Trend Micro researchers uncovered a campaign by the Russian threat actor they track as Water Gamayun (aka EncryptHub and Larva-208) that exploits a recently patched zero-day flaw (CVE-2025-26633) in the Microsoft Management Console framework to execute malicious code.
The Microsoft Management Console (MMC) hosts administrative tools that help users to maintain networks, computers, services, and other system components.
The attack, named ‘MSC EvilTwin,’ leverages .msc files and the Multilingual User Interface Path (MUIPath) to download and execute malicious payload, maintain persistence and steal sensitive data from compromised systems.
The treat actor’s arsenal includes the following modules: the EncryptHub stealer, the DarkWisp backdoor, the SilentPrism backdoor, the MSC EvilTwin loader, and the Stealc Rhadamanthys stealer.
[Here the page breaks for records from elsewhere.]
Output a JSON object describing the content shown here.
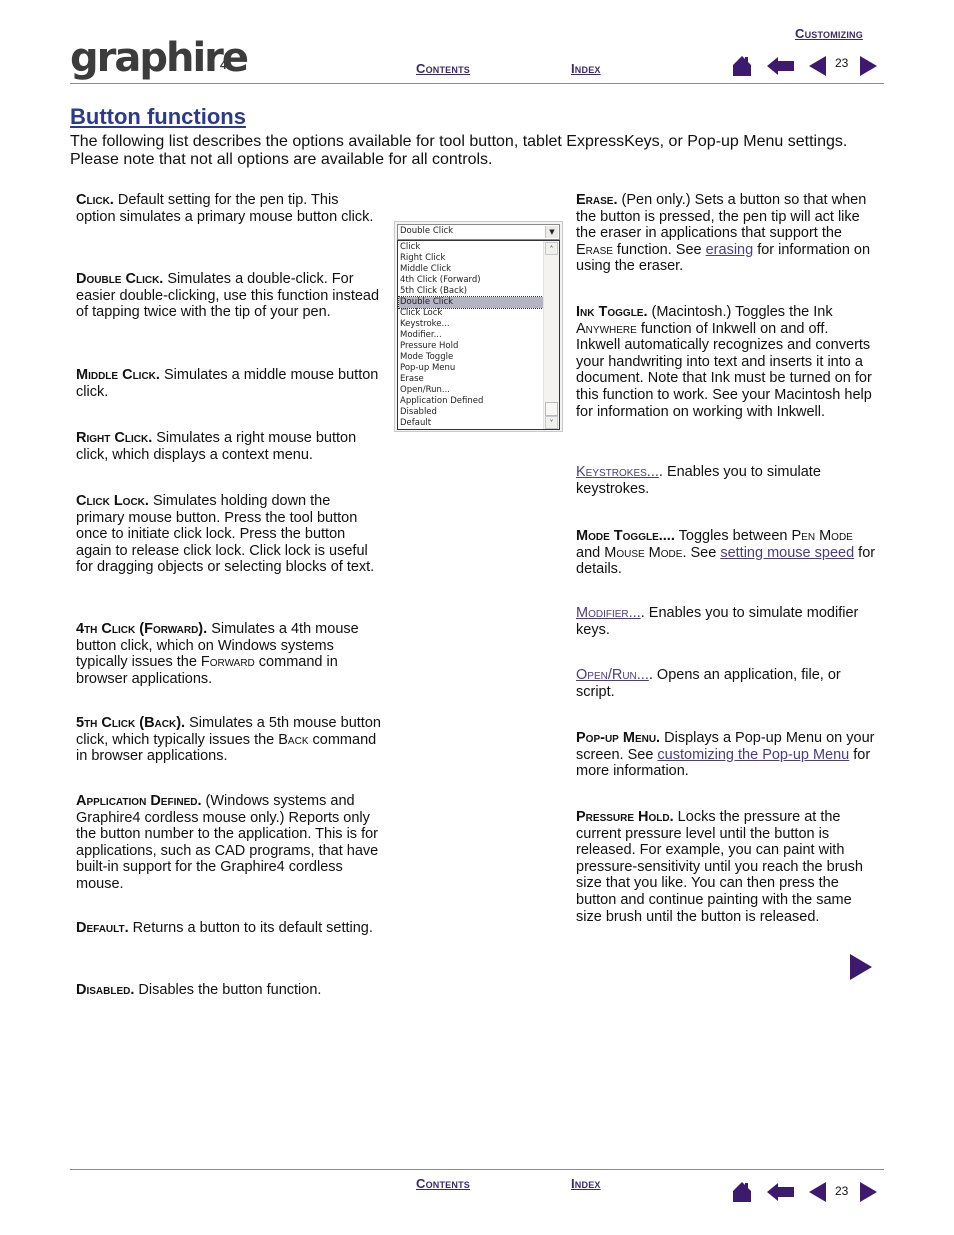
{
  "header": {
    "logo_text": "graphire",
    "logo_suffix": "4",
    "section_link": "Customizing",
    "contents_link": "Contents",
    "index_link": "Index",
    "page_number": "23"
  },
  "footer": {
    "contents_link": "Contents",
    "index_link": "Index",
    "page_number": "23"
  },
  "title": "Button functions",
  "intro": "The following list describes the options available for tool button, tablet ExpressKeys, or Pop-up Menu settings.  Please note that not all options are available for all controls.",
  "dropdown": {
    "selected": "Double Click",
    "highlighted_index": 5,
    "options": [
      "Click",
      "Right Click",
      "Middle Click",
      "4th Click (Forward)",
      "5th Click (Back)",
      "Double Click",
      "Click Lock",
      "Keystroke...",
      "Modifier...",
      "Pressure Hold",
      "Mode Toggle",
      "Pop-up Menu",
      "Erase",
      "Open/Run...",
      "Application Defined",
      "Disabled",
      "Default"
    ]
  },
  "left_column": [
    {
      "term": "Click.",
      "text": "  Default setting for the pen tip. This option simulates a primary mouse button click."
    },
    {
      "term": "Double Click.",
      "text": "  Simulates a double-click. For easier double-clicking, use this function instead of tapping twice with the tip of your pen."
    },
    {
      "term": "Middle Click.",
      "text": "  Simulates a middle mouse button click."
    },
    {
      "term": "Right Click.",
      "text": "  Simulates a right mouse button click, which displays a context menu."
    },
    {
      "term": "Click Lock.",
      "text": "  Simulates holding down the primary mouse button.  Press the tool button once to initiate click lock.  Press the button again to release click lock.  Click lock is useful for dragging objects or selecting blocks of text."
    },
    {
      "term": "4th Click (Forward).",
      "text": "  Simulates a 4th mouse button click, which on Windows systems typically issues the ",
      "sc": "Forward",
      "text2": " command in browser applications."
    },
    {
      "term": "5th Click (Back).",
      "text": "  Simulates a 5th mouse button click, which typically issues the ",
      "sc": "Back",
      "text2": " command in browser applications."
    },
    {
      "term": "Application Defined.",
      "text": "  (Windows systems and Graphire4 cordless mouse only.)  Reports only the button number to the application.  This is for applications, such as CAD programs, that have built-in support for the Graphire4 cordless mouse."
    },
    {
      "term": "Default.",
      "text": "  Returns a button to its default setting."
    },
    {
      "term": "Disabled.",
      "text": "  Disables the button function."
    }
  ],
  "right_column": {
    "erase": {
      "term": "Erase.",
      "text": "  (Pen only.)  Sets a button so that when the button is pressed, the pen tip will act like the eraser in applications that support the ",
      "sc": "Erase",
      "text2": " function.  See ",
      "link": "erasing",
      "text3": " for information on using the eraser."
    },
    "ink_toggle": {
      "term": "Ink Toggle.",
      "text": "  (Macintosh.)  Toggles the Ink ",
      "sc": "Anywhere",
      "text2": " function of Inkwell on and off.  Inkwell automatically recognizes and converts your handwriting into text and inserts it into a document.  Note that Ink must be turned on for this function to work.  See your Macintosh help for information on working with Inkwell."
    },
    "keystrokes": {
      "link": "Keystrokes...",
      "text": ".  Enables you to simulate keystrokes."
    },
    "mode_toggle": {
      "term": "Mode Toggle....",
      "text": "  Toggles between ",
      "sc1": "Pen Mode",
      "text2": " and ",
      "sc2": "Mouse Mode",
      "text3": ".  See ",
      "link": "setting mouse speed",
      "text4": " for details."
    },
    "modifier": {
      "link": "Modifier...",
      "text": ".  Enables you to simulate modifier keys."
    },
    "open_run": {
      "link": "Open/Run...",
      "text": ".  Opens an application, file, or script."
    },
    "popup_menu": {
      "term": "Pop-up Menu.",
      "text": "  Displays a Pop-up Menu on your screen.  See ",
      "link": "customizing the Pop-up Menu",
      "text2": " for more information."
    },
    "pressure_hold": {
      "term": "Pressure Hold.",
      "text": "  Locks the pressure at the current pressure level until the button is released.  For example, you can paint with pressure-sensitivity until you reach the brush size that you like. You can then press the button and continue painting with the same size brush until the button is released."
    }
  },
  "colors": {
    "nav_purple": "#3d1a6e",
    "link": "#4a3d80",
    "title": "#2b3a8a",
    "logo_dot": "#1c8ad6"
  }
}
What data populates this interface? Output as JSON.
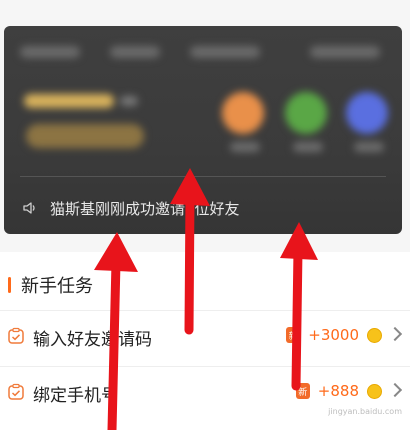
{
  "invite_card": {
    "notice_text": "猫斯基刚刚成功邀请1位好友",
    "colors": {
      "card_bg": "#3b3b3b",
      "notice_text": "#e8e8e8"
    }
  },
  "new_user_tasks": {
    "title": "新手任务",
    "items": [
      {
        "label": "输入好友邀请码",
        "tag": "新",
        "reward": "+3000",
        "icon": "checklist-icon"
      },
      {
        "label": "绑定手机号",
        "tag": "新",
        "reward": "+888",
        "icon": "checklist-icon"
      }
    ]
  },
  "watermark": "jingyan.baidu.com",
  "colors": {
    "accent": "#ff6a1a",
    "arrow": "#e8141b",
    "coin": "#f7c21a"
  }
}
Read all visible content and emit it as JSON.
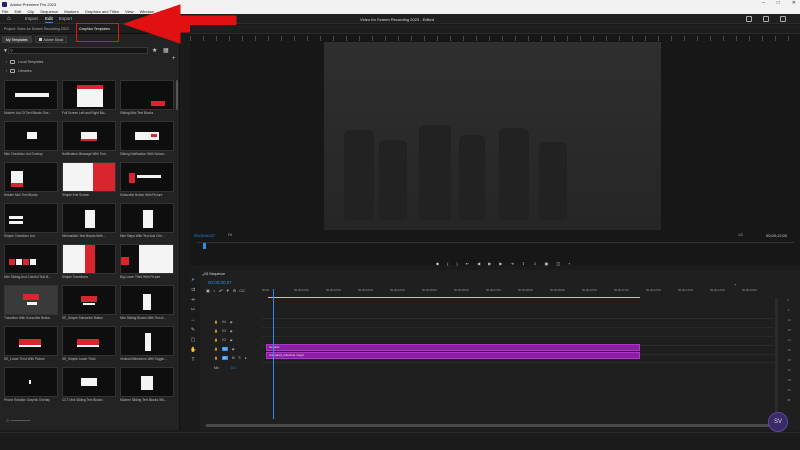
{
  "titlebar": {
    "title": "Adobe Premiere Pro 2023"
  },
  "menu": {
    "items": [
      "File",
      "Edit",
      "Clip",
      "Sequence",
      "Markers",
      "Graphics and Titles",
      "View",
      "Window",
      "Help"
    ]
  },
  "header": {
    "workspaces": [
      "Import",
      "Edit",
      "Export"
    ],
    "active_workspace": "Edit",
    "document_title": "Video for Screen Recording 2023 - Edited"
  },
  "left_panel": {
    "tabs": [
      "Project: Video for Screen Recording 2023",
      "Graphics Templates"
    ],
    "subtabs": [
      "My Templates",
      "Adobe Stock"
    ],
    "search_placeholder": "",
    "tree": [
      "Local Templates",
      "Libraries"
    ],
    "templates": [
      "Modern List Of Text Blocks Ove...",
      "Full Screen Left and Right Blo...",
      "Sliding Mini Text Blocks",
      "Mini Checkbox List Overlay",
      "Notification Message With Text...",
      "Sliding Notification With Subscr...",
      "Hidden Mini Text Blocks",
      "Simple End Screen",
      "Subscribe Button With Picture",
      "Simple Checkbox List",
      "Minimalistic Text Blocks With ...",
      "Mini Steps With Text And Che...",
      "Mini Sliding And Colorful Text B...",
      "Simple Transitions",
      "Big Lower Third With Picture",
      "Transition With Subscribe Button",
      "SE_Simple Subscribe Button",
      "Mini Sliding Blocks With Text A...",
      "SE_Lower Third With Picture",
      "SE_Simple Lower Third",
      "Vertical Milestones With Toggle...",
      "Phone Rotation Graphic Overlay",
      "CCT Mini Sliding Text Blocks",
      "Modern Sliding Text Blocks Wit..."
    ]
  },
  "monitor": {
    "timecode": "00;00;00;07",
    "fit": "Fit",
    "resolution": "1/2",
    "duration": "00;00;12;00"
  },
  "timeline": {
    "sequence_tab": "V6 Sequence",
    "timecode": "00;00;00;07",
    "ruler_ticks": [
      "00;00",
      "00;00;01;00",
      "00;00;02;00",
      "00;00;03;00",
      "00;00;04;00",
      "00;00;05;00",
      "00;00;06;00",
      "00;00;07;00",
      "00;00;08;00",
      "00;00;09;00",
      "00;00;10;00",
      "00;00;11;00",
      "00;00;12;00",
      "00;00;13;00",
      "00;00;14;00",
      "00;00;15;00"
    ],
    "tracks": [
      {
        "name": "V4",
        "label": "V4"
      },
      {
        "name": "V3",
        "label": "V3"
      },
      {
        "name": "V2",
        "label": "V2"
      },
      {
        "name": "V1",
        "label": "V1"
      },
      {
        "name": "A1",
        "label": "A1"
      }
    ],
    "master_label": "Mix",
    "master_value": "0.0",
    "clips": [
      {
        "label": "Graphic",
        "track": "V2"
      },
      {
        "label": "Animated_Infocircle.mogrt",
        "track": "V1"
      }
    ]
  },
  "colors": {
    "accent": "#2d8ceb",
    "clip": "#8b1fa4",
    "annotation": "#e11111"
  }
}
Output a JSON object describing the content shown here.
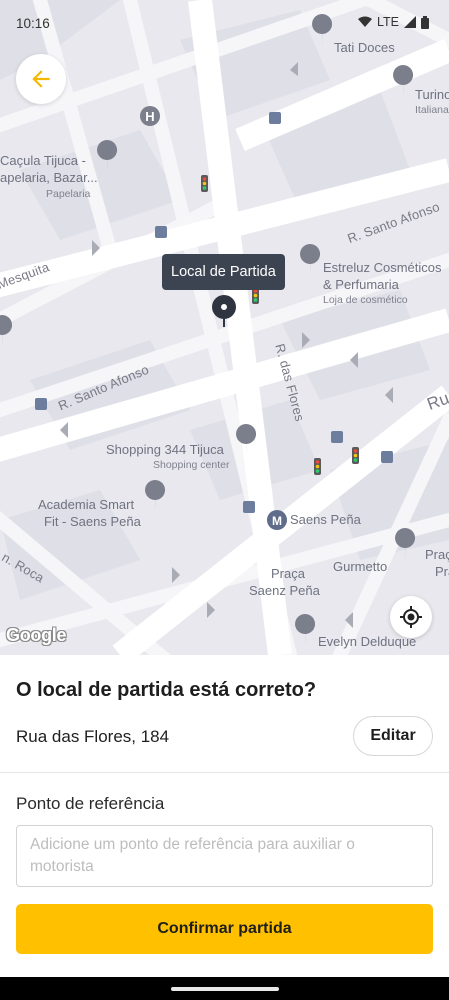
{
  "status_bar": {
    "time": "10:16",
    "network": "LTE"
  },
  "map": {
    "tooltip": "Local de Partida",
    "attribution": "Google",
    "streets": {
      "santo_afonso_1": "R. Santo Afonso",
      "santo_afonso_2": "R. Santo Afonso",
      "das_flores": "R. das Flores",
      "mesquita": "Mesquita",
      "roca": "n. Roca",
      "rua_partial": "Rua"
    },
    "pois": {
      "tati_doces": "Tati Doces",
      "turino_1": "Turino",
      "turino_2": "Italiana",
      "cacula_1": "Caçula Tijuca -",
      "cacula_2": "apelaria, Bazar...",
      "cacula_sub": "Papelaria",
      "estreluz_1": "Estreluz Cosméticos",
      "estreluz_2": "& Perfumaria",
      "estreluz_sub": "Loja de cosmético",
      "shopping_1": "Shopping 344 Tijuca",
      "shopping_sub": "Shopping center",
      "academia_1": "Academia Smart",
      "academia_2": "Fit - Saens Peña",
      "saens_pena": "Saens Peña",
      "gurmetto": "Gurmetto",
      "praca_1": "Praça",
      "praca_2": "Saenz Peña",
      "evelyn": "Evelyn Delduque",
      "prac_partial": "Praç",
      "pra_partial": "Pra"
    }
  },
  "sheet": {
    "question": "O local de partida está correto?",
    "address": "Rua das Flores, 184",
    "edit_label": "Editar",
    "reference_title": "Ponto de referência",
    "reference_placeholder": "Adicione um ponto de referência para auxiliar o motorista",
    "confirm_label": "Confirmar partida"
  },
  "icons": {
    "back": "arrow-left-icon",
    "locate": "my-location-icon",
    "pin": "map-pin-icon"
  },
  "colors": {
    "accent": "#ffc000",
    "back_arrow": "#f5b800",
    "tooltip_bg": "#3d4451"
  }
}
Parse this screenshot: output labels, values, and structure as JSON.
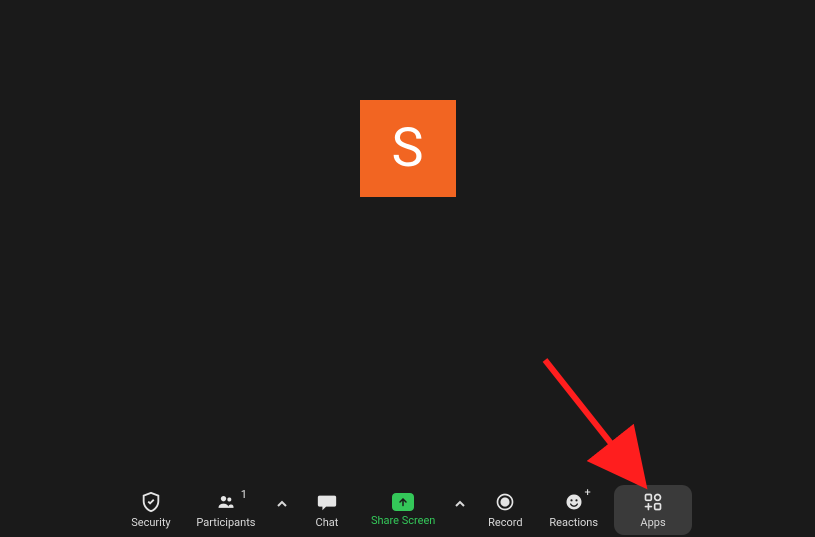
{
  "avatar": {
    "initial": "S",
    "bg": "#f26522"
  },
  "toolbar": {
    "security_label": "Security",
    "participants_label": "Participants",
    "participants_count": "1",
    "chat_label": "Chat",
    "share_label": "Share Screen",
    "record_label": "Record",
    "reactions_label": "Reactions",
    "apps_label": "Apps"
  },
  "annotation": {
    "arrow_color": "#ff1e1e"
  }
}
The attack involves three techniques to execute malicious payload on an infected system via Windows MSC files. The first, dubbed “MSC EvilTwin,” involves executing malicious .msc files through a legitimate one.
The second technique allows command shell execution through the ExecuteShellCommand method of the MMC from a View object on the victim's machine by leveraging specially crafted .msc files and a Shockwave Flash Object within an ActiveX control, which opens a web browser by default.
The third method involves creating fake directories that appear similar to standard system paths, which could lead to files being loaded from the alternate location rather than the intended system directory.
“The MSC EvilTwin loader is a trojan loader, written in PowerShell, weaponized all the techniques explained above to download and execute malicious payloads on compromised systems. During our investigation, we discovered an early version of this technique being used in April 2024,” the researchers noted.